CMPD may have good and valid reasons for keeping at least some of its specific purchases private until after the convention. Any law enforcement agency has to balance the demands of public accountability and public safety. Of course, when an agency decides public safety requires keeping secret any information about the tools it intends to acquire and use, the public can’t be blamed for suspicion—especially on the two-year anniversary of the Keith Scott demonstrations, a shock that induced city leaders to publicly promise a deeper commitment to transparency and inclusion. Lyles was mayor pro tem then. Her enthusiasm for the council’s Letter to the Community was one reason why voters chose her as their next mayor.
But keeping promises is far harder than making them, and making abstract promises—”transparency” and “inclusion” are eye-of-the-beholder qualities that could, given the circumstances, mean anything or nothing—can be worse than making none at all. Under current rules, Jones, the city manager, can approve “discretionary purchases” of up to $100,000 apiece without council approval. Council members have discussed raising that cap to $500,000 to make the purchasing process more efficient. At least one council member, LaWana Mayfield, is questioning why council members shouldn’t have a chance to review any purchase beforehand.
“These answers do not address the ‘promise’ of transparency made by this Council. A number of you ran on platforms that directly contradict what has been provided,” she said in an email last week. “Asking for all items to come before Council to be voted on whether approved or denied is not unreasonable.
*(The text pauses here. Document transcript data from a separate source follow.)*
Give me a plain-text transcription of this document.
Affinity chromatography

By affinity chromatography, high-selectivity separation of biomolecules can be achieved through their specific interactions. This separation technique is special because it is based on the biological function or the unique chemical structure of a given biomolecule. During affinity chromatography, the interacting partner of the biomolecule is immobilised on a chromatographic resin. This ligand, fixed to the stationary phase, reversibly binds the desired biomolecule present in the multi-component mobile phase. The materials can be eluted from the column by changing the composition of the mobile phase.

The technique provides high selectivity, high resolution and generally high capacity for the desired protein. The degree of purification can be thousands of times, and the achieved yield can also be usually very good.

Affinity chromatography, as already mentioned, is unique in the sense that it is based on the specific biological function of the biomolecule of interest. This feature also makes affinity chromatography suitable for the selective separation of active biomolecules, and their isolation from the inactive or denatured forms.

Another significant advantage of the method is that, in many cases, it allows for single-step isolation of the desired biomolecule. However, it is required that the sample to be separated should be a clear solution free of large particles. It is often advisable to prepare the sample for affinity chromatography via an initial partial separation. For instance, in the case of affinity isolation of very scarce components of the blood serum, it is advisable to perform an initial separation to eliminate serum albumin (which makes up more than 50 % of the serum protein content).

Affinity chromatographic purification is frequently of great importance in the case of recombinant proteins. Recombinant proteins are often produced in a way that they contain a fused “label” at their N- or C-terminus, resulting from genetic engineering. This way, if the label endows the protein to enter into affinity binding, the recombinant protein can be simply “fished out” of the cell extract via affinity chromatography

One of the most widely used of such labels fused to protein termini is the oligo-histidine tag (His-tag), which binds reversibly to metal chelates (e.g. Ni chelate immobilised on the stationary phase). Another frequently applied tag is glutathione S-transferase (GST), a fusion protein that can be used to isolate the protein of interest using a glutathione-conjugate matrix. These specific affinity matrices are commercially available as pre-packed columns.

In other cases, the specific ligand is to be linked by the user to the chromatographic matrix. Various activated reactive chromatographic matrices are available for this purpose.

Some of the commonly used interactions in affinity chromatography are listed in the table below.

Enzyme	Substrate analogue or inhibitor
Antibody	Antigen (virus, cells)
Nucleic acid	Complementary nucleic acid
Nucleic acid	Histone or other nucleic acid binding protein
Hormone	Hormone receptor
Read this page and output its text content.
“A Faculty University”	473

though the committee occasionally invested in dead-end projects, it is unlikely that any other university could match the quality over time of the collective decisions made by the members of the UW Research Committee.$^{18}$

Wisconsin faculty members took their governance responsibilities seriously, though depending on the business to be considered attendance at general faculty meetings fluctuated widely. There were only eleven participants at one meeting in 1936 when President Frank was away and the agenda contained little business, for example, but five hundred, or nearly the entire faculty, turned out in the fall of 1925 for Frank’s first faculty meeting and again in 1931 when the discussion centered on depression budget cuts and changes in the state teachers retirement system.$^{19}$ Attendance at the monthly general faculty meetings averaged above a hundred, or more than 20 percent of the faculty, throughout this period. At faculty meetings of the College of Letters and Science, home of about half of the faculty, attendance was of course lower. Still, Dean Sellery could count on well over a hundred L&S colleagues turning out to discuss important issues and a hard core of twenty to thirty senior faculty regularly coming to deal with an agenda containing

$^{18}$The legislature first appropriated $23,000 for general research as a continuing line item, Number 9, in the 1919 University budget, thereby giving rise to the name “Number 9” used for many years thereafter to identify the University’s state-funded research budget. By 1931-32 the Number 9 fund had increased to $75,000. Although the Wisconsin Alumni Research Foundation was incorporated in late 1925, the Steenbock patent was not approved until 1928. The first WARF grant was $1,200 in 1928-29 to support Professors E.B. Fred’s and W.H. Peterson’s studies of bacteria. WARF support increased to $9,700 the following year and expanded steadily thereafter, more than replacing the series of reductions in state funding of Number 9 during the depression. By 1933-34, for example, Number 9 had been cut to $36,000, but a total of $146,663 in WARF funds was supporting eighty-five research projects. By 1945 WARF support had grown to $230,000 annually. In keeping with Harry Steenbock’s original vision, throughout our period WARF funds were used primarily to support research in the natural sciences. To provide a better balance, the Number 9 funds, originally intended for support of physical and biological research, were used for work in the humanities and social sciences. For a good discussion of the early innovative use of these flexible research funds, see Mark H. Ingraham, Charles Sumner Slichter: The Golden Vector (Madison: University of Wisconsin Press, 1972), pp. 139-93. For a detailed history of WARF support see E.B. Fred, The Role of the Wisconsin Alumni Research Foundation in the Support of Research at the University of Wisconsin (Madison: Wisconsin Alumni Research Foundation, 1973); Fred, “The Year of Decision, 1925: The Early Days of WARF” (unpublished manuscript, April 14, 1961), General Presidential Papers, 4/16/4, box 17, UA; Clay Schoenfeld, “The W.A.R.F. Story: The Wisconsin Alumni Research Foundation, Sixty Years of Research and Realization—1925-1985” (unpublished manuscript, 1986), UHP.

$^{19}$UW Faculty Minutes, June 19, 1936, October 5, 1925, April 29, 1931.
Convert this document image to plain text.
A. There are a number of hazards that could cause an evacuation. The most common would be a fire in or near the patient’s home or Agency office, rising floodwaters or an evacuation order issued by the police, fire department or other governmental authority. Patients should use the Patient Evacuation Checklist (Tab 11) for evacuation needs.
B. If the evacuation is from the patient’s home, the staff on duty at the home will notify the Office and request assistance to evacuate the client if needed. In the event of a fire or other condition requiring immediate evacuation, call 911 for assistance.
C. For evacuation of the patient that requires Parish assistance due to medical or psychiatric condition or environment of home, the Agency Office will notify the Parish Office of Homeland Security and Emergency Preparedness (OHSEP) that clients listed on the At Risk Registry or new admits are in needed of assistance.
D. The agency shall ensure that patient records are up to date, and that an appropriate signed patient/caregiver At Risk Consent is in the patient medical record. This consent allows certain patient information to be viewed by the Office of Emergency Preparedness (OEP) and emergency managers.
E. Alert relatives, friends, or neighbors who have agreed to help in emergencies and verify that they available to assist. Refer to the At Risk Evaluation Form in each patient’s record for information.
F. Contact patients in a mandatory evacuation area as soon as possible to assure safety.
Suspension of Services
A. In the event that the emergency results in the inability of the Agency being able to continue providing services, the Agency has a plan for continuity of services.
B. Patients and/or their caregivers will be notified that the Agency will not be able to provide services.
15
The issue is making sure the community is aware of how tax dollars are spent, especially when WE will be held responsible if anything goes wrong as CMPD is funded through Charlotte City Council.”
“How is there any accountability or transparency when CMPD will simply tell you what they have bought after they’ve bought it?,” Dawkins wrote in another email. “They might as well end their reporting with the phrase, ‘Deal with it.’”
Council member Ed Driggs, one of two Republicans on the board, joined in a swelling email thread with a more decorous version of the phrase. “CMPD is charged with keeping our community safe; they can’t be held accountable for our safety if we tie their hands when it comes to the equipment they need,” he wrote. “It is also unreasonable to expect them to make things easy for potential troublemakers by communicating details of their plans and capabilities to the whole world.”
It remains unclear when or whether council members will publicly discuss what to do about all this. Members did not address it during their meeting Monday. There’s still plenty of time before the convention. But all of them—including city administration and CMPD—have been performing a delicate dance with the public, especially racial minorities with ample reason to distrust the police, since 2016. It doesn’t seem unreasonable for the department to disclose generally what it intends to buy in advance of the RNC, especially given that Cleveland made such details public before it hosted the convention in 2016. The Cleveland convention, thankfully, passed with no serious incidents. Charlotte may not be that lucky. But it certainly seems that its citizens ought to have some idea beforehand of what’s being bought and deployed in their name, with their tax dollars, and purportedly for their safety.